The IRS provides an example of Professor Y who works for University X and participates in its 403(b) plan. Professor Y also has her own business and sponsors a qualified plan, called Plan Z. For 2021, Professor Y deferred $19,500 to her 403(b) plan and $6,500 in age 50 catch-up contributions. University X also made a non-elective employer contribution of $35,000 to the 403(b) plan on behalf of Professor Y for the 2021 year.

In addition, Professor Y contributed $24,000 to Plan Z. Professor Y’s includible compensation from University X is $100,000. Professor Y’s compensation from her own business is $120,000 for the 2021 year.

The IRS notes that the age 50 catch-up contribution is not counted toward the IRC Section 415(c) limit. Therefore, the total elective and non-elective contributions to the 403(b) annuity contract for 415(c) purposes equal $54,500 ($35,000 + $19,500). This means the annual limitation is not exceeded for the 403(b) plan.

However, when adding the $24,000 allocated to Plan Z, the combined contributions of $78,500 to Plan Z and the 403(b) plan exceed the IRC Section 415(c) limit of $58,000 by $20,500, so the professor has contributed in excess of the annual addition limit on an aggregate basis.

The IRS says the excess annual addition in such situations is attributable to the 403(b) annuity contract.
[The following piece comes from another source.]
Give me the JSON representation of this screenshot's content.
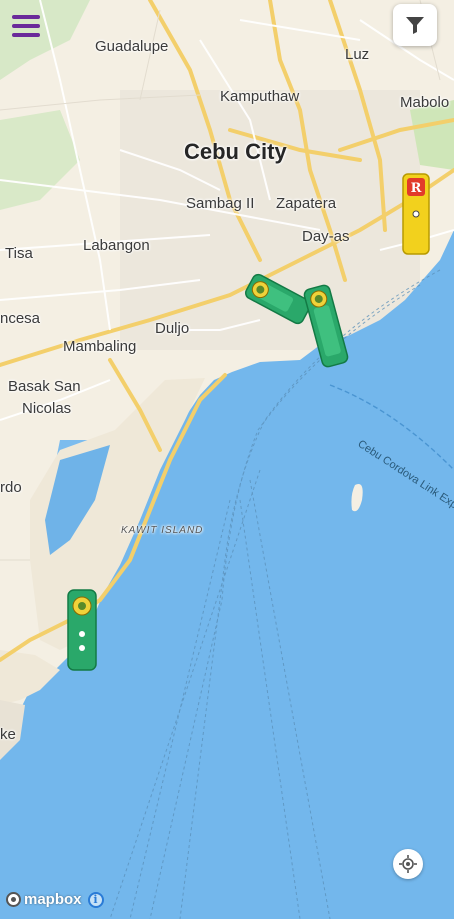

When conducting reviews, the IRS suggests its agents determine the employer’s policy regarding outside employment as part of reviewing the employer’s internal controls. If the employer is silent about or permits outside employment, the IRS says its agents should determine the procedures used to inform employees about the aggregation rule, and review any notices, forms or other written communications containing that information.